[Math] Kernel of a homomorphism from a free group into $\mathbb{Z}$.

Question

Let $F$ be a non-abelian free group, that is, a free group of rank at least $2$, and let $\phi: F \rightarrow \mathbb{Z}$ be a nontrivial group homomorphism. How to prove that the kernel of $\phi$ is not finitely generated?

Answer 1

There is a useful result you could use to prove this.

Let $ F $ be a free group and $ E \leq F $ with $ |F:E| = \infty $. Suppose that $ \exists \: \{1\} \neq N \unlhd G $ with $ N \leq E $. Then the rank of $E$ is infinite.

The proof is as follows and assumes familiarity with the theory of Schreier generators of subgroups of free groups.

Let $F$ be free on $X$, let $ U $ be a Schreier transversal of $ E $ in $ F $ and, for $g \in F$, denote the element in $U \cap Eg$ by $\overline{g}$.

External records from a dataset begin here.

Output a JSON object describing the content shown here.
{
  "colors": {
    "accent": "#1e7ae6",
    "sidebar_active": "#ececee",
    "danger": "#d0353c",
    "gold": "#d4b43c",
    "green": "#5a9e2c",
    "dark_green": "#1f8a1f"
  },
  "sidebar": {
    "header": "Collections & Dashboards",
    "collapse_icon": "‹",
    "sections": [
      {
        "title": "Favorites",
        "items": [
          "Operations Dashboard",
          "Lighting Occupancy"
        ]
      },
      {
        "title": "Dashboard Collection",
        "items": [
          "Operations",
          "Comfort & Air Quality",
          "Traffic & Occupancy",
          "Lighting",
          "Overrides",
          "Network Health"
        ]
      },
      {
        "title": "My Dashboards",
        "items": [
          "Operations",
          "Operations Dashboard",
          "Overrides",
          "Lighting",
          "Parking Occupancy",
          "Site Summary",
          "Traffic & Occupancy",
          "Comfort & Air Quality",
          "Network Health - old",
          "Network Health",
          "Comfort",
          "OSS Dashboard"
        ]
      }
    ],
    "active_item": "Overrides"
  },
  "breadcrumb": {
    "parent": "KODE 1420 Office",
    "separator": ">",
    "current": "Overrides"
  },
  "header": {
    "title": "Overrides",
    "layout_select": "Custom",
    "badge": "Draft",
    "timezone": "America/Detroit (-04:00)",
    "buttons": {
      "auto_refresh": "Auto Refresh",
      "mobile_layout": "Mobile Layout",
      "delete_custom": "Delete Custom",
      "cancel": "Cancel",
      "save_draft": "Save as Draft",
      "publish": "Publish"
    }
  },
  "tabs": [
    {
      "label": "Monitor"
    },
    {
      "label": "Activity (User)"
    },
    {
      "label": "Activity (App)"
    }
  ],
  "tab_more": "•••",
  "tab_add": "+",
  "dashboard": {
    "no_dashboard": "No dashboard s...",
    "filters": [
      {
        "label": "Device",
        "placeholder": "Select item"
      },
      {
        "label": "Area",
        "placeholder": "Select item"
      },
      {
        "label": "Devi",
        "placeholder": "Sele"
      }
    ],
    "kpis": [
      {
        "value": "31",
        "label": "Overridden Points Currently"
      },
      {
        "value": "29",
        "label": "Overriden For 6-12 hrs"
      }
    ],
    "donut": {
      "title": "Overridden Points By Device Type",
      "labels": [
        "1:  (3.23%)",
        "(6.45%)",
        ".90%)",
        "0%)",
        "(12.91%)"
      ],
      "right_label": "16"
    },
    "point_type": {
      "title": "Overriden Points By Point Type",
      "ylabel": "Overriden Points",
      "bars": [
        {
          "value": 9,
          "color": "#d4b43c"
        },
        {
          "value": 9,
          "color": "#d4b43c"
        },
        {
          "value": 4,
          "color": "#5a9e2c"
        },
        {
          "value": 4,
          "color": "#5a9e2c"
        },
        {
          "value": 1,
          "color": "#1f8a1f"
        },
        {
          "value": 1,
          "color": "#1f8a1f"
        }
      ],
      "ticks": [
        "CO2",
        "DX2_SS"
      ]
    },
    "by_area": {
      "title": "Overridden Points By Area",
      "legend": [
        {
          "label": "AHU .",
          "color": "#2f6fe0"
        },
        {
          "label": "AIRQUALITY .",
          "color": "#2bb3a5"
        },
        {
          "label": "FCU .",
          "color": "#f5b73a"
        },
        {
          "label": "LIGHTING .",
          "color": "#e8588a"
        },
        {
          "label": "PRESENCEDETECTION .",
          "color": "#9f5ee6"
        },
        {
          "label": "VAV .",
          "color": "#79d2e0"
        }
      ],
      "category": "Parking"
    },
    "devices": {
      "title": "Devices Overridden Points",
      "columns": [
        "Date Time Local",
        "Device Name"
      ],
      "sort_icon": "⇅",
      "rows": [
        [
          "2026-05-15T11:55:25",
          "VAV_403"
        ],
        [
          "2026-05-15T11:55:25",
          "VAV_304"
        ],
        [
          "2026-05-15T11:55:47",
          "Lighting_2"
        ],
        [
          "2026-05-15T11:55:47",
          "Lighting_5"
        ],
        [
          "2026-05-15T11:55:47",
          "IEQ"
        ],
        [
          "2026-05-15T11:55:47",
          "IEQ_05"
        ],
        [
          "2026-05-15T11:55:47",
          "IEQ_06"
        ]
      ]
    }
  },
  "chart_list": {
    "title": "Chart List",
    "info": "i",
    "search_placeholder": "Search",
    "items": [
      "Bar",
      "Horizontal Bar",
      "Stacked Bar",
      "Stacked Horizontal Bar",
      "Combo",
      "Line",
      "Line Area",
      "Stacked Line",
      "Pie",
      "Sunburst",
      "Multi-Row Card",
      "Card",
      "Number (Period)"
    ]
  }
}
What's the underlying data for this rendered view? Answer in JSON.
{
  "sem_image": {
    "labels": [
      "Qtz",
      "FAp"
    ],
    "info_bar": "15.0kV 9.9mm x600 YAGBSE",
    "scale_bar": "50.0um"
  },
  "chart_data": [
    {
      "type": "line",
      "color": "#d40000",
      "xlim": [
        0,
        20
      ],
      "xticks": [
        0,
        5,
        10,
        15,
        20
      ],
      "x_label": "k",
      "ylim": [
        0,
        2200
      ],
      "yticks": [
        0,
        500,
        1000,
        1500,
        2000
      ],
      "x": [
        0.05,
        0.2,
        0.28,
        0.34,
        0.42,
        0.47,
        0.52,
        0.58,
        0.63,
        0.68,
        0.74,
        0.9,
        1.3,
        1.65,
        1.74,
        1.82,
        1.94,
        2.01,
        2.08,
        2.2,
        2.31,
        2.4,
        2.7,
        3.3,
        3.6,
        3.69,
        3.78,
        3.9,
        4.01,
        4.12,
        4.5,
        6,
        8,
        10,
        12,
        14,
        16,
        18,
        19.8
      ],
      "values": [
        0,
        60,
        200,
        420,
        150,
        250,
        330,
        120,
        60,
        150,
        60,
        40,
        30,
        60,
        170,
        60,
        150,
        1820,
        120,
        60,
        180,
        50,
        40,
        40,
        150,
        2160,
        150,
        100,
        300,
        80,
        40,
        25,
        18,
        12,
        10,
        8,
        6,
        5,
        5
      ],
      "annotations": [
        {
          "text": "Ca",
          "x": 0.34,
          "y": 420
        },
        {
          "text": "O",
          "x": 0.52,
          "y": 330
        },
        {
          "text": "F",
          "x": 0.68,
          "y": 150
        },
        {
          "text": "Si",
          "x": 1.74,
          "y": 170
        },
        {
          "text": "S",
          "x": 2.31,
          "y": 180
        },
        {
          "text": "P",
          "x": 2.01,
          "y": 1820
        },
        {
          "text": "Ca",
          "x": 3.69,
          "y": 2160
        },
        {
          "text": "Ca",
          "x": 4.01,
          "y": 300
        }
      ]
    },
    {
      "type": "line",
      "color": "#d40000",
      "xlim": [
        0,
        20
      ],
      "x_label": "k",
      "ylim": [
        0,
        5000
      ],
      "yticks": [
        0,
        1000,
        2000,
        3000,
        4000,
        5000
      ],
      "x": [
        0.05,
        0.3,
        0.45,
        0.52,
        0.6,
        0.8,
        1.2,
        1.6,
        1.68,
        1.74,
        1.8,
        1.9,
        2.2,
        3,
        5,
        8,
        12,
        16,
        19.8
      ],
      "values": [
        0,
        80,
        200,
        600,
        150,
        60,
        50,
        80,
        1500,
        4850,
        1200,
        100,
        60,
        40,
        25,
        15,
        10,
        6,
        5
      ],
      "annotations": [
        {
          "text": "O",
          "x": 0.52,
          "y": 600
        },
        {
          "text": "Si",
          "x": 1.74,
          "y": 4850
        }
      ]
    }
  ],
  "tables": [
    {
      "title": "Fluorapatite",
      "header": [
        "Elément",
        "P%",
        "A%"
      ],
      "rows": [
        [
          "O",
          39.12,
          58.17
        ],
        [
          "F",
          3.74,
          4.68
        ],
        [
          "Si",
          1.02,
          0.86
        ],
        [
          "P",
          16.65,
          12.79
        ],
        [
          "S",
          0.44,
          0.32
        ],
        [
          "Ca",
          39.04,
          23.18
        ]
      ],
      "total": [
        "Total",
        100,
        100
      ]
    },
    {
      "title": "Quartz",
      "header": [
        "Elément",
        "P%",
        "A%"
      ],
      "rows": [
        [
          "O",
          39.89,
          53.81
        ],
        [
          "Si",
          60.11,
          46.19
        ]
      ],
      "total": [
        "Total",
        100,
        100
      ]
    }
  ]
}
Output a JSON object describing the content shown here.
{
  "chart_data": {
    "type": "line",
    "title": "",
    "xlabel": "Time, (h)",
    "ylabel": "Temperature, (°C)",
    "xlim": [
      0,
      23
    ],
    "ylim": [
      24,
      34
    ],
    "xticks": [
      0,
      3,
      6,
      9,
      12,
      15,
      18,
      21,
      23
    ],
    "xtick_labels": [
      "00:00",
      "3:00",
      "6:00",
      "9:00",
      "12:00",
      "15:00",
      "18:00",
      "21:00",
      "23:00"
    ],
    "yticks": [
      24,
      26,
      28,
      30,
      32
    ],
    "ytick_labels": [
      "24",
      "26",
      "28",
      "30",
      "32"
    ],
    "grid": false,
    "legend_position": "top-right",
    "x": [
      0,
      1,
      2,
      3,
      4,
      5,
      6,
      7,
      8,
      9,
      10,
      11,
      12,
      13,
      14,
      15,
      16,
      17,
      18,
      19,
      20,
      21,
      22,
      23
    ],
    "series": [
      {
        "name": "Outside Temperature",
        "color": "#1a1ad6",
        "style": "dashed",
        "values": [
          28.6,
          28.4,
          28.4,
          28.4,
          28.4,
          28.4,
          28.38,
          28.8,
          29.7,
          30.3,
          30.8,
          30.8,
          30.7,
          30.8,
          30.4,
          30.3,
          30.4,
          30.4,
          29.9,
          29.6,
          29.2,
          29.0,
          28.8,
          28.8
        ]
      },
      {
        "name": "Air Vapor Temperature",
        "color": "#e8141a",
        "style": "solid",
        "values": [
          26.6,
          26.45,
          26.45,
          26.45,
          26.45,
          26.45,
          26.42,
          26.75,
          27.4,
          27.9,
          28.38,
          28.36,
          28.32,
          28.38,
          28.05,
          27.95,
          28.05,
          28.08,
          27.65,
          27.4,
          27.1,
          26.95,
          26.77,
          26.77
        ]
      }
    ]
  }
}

Let $ 1 \neq w = a_1 \cdots a_l \in N \leq E $, with $a_i \in X^{\pm 1}$. For $ u \in U $, $ Euw = Euwu^{-1}u = Eu $, since $ uwu^{-1} \in N \leq E $. So $ \overline{uw} = u $, and $ uw \not\in U $, so there is a least $ k $ such that $ ua_1 \cdots a_k \notin U $. Let $ u_k := ua_1 \cdots a_{k-1} $. Then $ u_k \in U $ and $ u_ka_k \notin U $, so $ u_ka_k\overline{u_ka_k}^{-1} $ is not trivial. Since $ U $ is infinite and $l$ is fixed, there is an infinite subset $ V $ of $ U $ and a fixed $k$ with $1 \le k \le l$, such that $k$ is minimal with $u_ka_k \notin U$ for all $u \in V$. Then $ \left\{ u_ka_k\overline{u_ka_k}^{-1} : u \in V \right\} $ is an infinite subset of the set of Schreier generators of $E$, and hence $E$ has infinite rank.